アルバータ州カルガリー郊外のボブスレー施設、カナダ・オリンピック・パークで6日未明、営業時間後にコースを滑走していた10代の青年らが途中のゲートに激突、2人が死亡、6人が重傷を負う事故が起こった。

 死亡したのは、双子の兄弟ジョーダン・カルドウェルさんとエバン・カルドウェルさん。

 カルドウェルさんらは営業終了後の施設に侵入し、持参したそりでボブスレーコースを滑走していた。同コースは1988年の冬季五輪大会のほか、いくつかのワールドカップ大会でも使用されている。

 このコースは、ボブスレー用コースと、リュージュ用コースが別々のスタート地点から始まり、途中で合流する形になっている。合流地点には鋼鉄製の仕切りゲートがあり、片方のコースをふさぐ形でもう一方のコースが一定の幅になるよう動かせる仕組みとなっている。カルドウェルさんらは、このゲートに激突した。

 カルドウェルさん兄弟はカルガリー市内の高校に通っていたが、成績は優秀でいくつかの奨学金も大学から受けていたという。またジョーダンさんは生徒会会長を務めるなど、学内での人気も高かった。

 コースを運営するウィン・スポーツは、長年にわたり施設を安全に運営してきたとコメントを発表。
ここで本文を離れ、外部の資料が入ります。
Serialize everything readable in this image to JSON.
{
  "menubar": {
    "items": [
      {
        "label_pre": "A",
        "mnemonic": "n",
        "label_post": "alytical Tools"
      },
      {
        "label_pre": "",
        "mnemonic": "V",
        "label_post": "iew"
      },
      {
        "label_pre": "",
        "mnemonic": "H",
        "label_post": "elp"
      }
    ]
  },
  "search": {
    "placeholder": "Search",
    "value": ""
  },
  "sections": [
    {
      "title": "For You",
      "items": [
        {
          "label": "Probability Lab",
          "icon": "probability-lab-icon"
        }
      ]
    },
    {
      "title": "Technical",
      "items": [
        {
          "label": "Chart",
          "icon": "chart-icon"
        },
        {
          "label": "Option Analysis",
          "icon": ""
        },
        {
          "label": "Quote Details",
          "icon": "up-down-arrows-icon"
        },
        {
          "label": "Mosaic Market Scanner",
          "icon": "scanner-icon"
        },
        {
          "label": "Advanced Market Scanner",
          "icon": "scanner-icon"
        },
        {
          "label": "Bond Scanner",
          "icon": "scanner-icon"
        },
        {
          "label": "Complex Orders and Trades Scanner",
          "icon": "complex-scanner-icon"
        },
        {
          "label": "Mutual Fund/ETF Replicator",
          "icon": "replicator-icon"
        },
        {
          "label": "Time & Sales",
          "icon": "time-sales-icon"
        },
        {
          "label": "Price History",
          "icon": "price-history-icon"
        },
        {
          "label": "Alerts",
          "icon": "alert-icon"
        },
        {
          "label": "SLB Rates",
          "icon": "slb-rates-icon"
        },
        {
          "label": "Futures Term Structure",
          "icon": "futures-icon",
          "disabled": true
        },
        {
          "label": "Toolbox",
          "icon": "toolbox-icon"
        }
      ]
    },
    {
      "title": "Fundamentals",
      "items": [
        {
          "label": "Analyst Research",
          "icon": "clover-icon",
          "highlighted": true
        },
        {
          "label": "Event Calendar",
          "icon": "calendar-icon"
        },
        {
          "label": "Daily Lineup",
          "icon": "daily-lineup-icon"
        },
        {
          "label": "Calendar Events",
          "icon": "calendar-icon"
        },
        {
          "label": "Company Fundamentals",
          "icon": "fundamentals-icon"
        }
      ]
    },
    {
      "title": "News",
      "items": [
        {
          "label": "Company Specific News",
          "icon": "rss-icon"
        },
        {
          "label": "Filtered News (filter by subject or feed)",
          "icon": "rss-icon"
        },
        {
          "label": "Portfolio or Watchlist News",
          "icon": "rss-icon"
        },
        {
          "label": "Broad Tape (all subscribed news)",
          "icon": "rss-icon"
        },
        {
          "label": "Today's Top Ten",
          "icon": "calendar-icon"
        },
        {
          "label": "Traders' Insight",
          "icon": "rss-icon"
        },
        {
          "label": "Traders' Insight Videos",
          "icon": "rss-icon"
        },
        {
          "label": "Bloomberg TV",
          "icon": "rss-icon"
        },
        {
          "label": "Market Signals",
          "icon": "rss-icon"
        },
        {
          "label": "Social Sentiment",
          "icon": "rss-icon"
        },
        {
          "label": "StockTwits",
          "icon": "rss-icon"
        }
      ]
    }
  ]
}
今回のように営業時間後に何者かが侵入して、コースを使用するといった事件はなかったとしている。

 その一方でソーシャルネットワークのウェブサイトには、営業時間後にコースを『変なもの』で滑走するのは、同パークの従業員にとって恒例行事のようなものだったと書き込む者も。それに呼応するかのように、自分はビールを何本か空けた後に、ひっくり返した公園ベンチでコースを滑走したと書き込む者や、今までにも負傷して入院沙汰になったケースがあると指摘する者が現れた。

 ちなみにカルドウェルさん兄弟も昨シーズン、同パークの『ヒル・アンバサダー』として働いていた。

 カルドウェル兄弟が通っていた学校の生徒は今回の事件に大きなショックを受けているが、カルガリー教育委員会は、彼らに対し必要なサポートを速やかに提供すると発表した。

 また、8人の青年が営業時間後の施設に忍び込むという決断をしたことを責めるのではなく、悲劇で終わるような間違った決断をすることは誰にでも、特に若いうちは起こるのだということを、今回の事故から学んでほしいと呼びかけていた。